EkonomiPolitik

24 Jam PMK Direvisi, DPR: Pemerintah Seperti Orang Kebelet

anggota komisi xi dpr ri heri gunawan/ Foto IST
Anggota Komisi XI DPR RI Heri Gunawan/Foto: Istimewa

NUSANTARANEWS.CO, Jakarta – Anggota Komisi XI DPR RI, Heri Gunawan, mengungkapkan bahwa Pemerintah terkesan tidak siap dengan kebijakan akses keuangan untuk perpajakan yang dibuatnya.

Seperti diketahui, Pemerintah membuat batasan jumlah saldo yang wajib dilaporkan bank ke Direktorat Jendral Pajak Kementerian Keuangan (Ditjen Pajak Kemenkeu). Aturan itu termuat dalam Peraturan Menteri Keuangan (PMK) Nomor 70 Tahun 2017 tentang Petunjuk Teknis Akses Keuangan untuk Kepentingan Perpajakan.

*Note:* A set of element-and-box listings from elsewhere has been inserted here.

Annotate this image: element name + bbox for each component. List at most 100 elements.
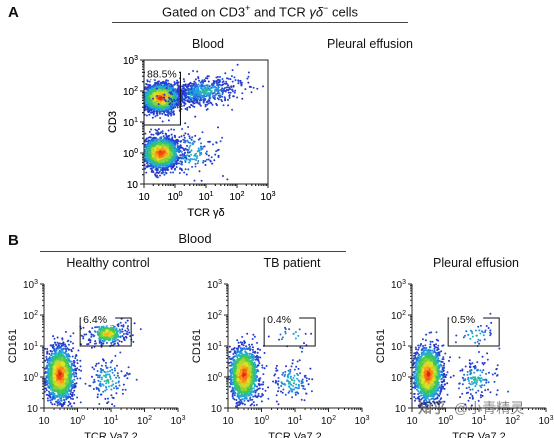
event-dot <box>197 76 199 78</box>
event-dot <box>153 109 155 111</box>
event-dot <box>198 149 200 151</box>
event-dot <box>149 143 151 145</box>
event-dot <box>224 83 226 85</box>
event-dot <box>203 100 205 102</box>
event-dot <box>230 86 232 88</box>
event-dot <box>171 134 173 136</box>
event-dot <box>226 178 228 180</box>
event-dot <box>166 136 168 138</box>
event-dot <box>181 128 183 130</box>
event-dot <box>186 107 188 109</box>
event-dot <box>232 90 234 92</box>
event-dot <box>181 158 183 160</box>
event-dot <box>191 85 193 87</box>
event-dot <box>201 89 203 91</box>
event-dot <box>179 172 181 174</box>
event-dot <box>185 157 187 159</box>
event-dot <box>170 111 172 113</box>
event-dot <box>156 95 158 97</box>
event-dot <box>170 106 172 108</box>
event-dot <box>188 73 190 75</box>
event-dot <box>170 91 172 93</box>
event-dot <box>163 111 165 113</box>
event-dot <box>170 128 172 130</box>
event-dot <box>200 94 202 96</box>
event-dot <box>182 98 184 100</box>
event-dot <box>185 108 187 110</box>
event-dot <box>173 165 175 167</box>
event-dot <box>163 139 165 141</box>
event-dot <box>197 160 199 162</box>
event-dot <box>189 82 191 84</box>
event-dot <box>203 95 205 97</box>
event-dot <box>174 95 176 97</box>
event-dot <box>180 151 182 153</box>
event-dot <box>159 113 161 115</box>
panel-a-header-prefix: Gated on CD3 <box>162 4 245 19</box>
event-dot <box>188 97 190 99</box>
event-dot <box>166 169 168 171</box>
event-dot <box>234 92 236 94</box>
event-dot <box>183 80 185 82</box>
event-dot <box>169 88 171 90</box>
event-dot <box>147 166 149 168</box>
event-dot <box>185 168 187 170</box>
event-dot <box>200 153 202 155</box>
event-dot <box>173 146 175 148</box>
event-dot <box>165 153 168 156</box>
event-dot <box>192 158 194 160</box>
event-dot <box>203 86 205 88</box>
event-dot <box>176 156 178 158</box>
event-dot <box>176 166 178 168</box>
event-dot <box>215 141 217 143</box>
event-dot <box>212 104 214 106</box>
event-dot <box>175 148 177 150</box>
event-dot <box>173 129 175 131</box>
event-dot <box>179 168 181 170</box>
event-dot <box>202 131 204 133</box>
event-dot <box>153 111 155 113</box>
event-dot <box>208 100 210 102</box>
event-dot <box>166 110 168 112</box>
event-dot <box>146 115 148 117</box>
event-dot <box>181 164 183 166</box>
event-dot <box>166 142 168 144</box>
event-dot <box>188 135 190 137</box>
event-dot <box>211 156 213 158</box>
event-dot <box>149 159 151 161</box>
event-dot <box>189 145 191 147</box>
event-dot <box>227 84 229 86</box>
event-dot <box>162 106 164 108</box>
event-dot <box>185 96 187 98</box>
event-dot <box>183 153 185 155</box>
event-dot <box>171 141 173 143</box>
event-dot <box>193 158 195 160</box>
event-dot <box>195 78 197 80</box>
event-dot <box>229 94 231 96</box>
event-dot <box>233 95 235 97</box>
event-dot <box>162 170 164 172</box>
event-dot <box>159 137 161 139</box>
event-dot <box>163 90 166 93</box>
event-dot <box>195 99 197 101</box>
event-dot <box>192 70 194 72</box>
event-dot <box>200 149 202 151</box>
event-dot <box>195 82 197 84</box>
event-dot <box>174 159 176 161</box>
event-dot <box>186 109 188 111</box>
event-dot <box>224 87 226 89</box>
event-dot <box>177 107 179 109</box>
event-dot <box>159 139 161 141</box>
event-dot <box>188 155 190 157</box>
event-dot <box>218 81 220 83</box>
event-dot <box>176 103 178 105</box>
event-dot <box>146 100 148 102</box>
event-dot <box>203 99 205 101</box>
event-dot <box>163 150 166 153</box>
event-dot <box>184 132 186 134</box>
event-dot <box>159 171 161 173</box>
event-dot <box>149 131 151 133</box>
event-dot <box>149 85 151 87</box>
event-dot <box>155 141 157 143</box>
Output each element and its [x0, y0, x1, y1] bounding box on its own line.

Menurut Heri, awalnya disebutkan bahwa batas saldo dalam negeri yang wajib dilaporkan bank minimal Rp200 juta. Namun tidak lebih dari 24 jam, batas tersebut direvisi. Sementara itu, nasabah berbentuk badan tidak dipatok batas atas dan bawahnya.

“Sudah Perppu-nya buru-buru sampai tabrak sana, tabrak sini, aturan teknisnya terkesan terbirit-birit, infrastruktur pelaporan pun saya yakin tidak siap. Bank-bank itu pun pasti bingung bagaimana model instalasi pelaporan yang harus dijalankan. Sebab itu, saya perlu ingatkan pemerintah agar jangan buru-buru meluncurkan suatu kebijakan penting dan menyangkut kepentingan nasional. Ini kok seperti orang ‘kebelet’ saja. Aneh,” ungkapnya seperti dikutip dari keterangan resmi yang diterima Nusantaranews, Jakarta, Kamis (8/6/2017).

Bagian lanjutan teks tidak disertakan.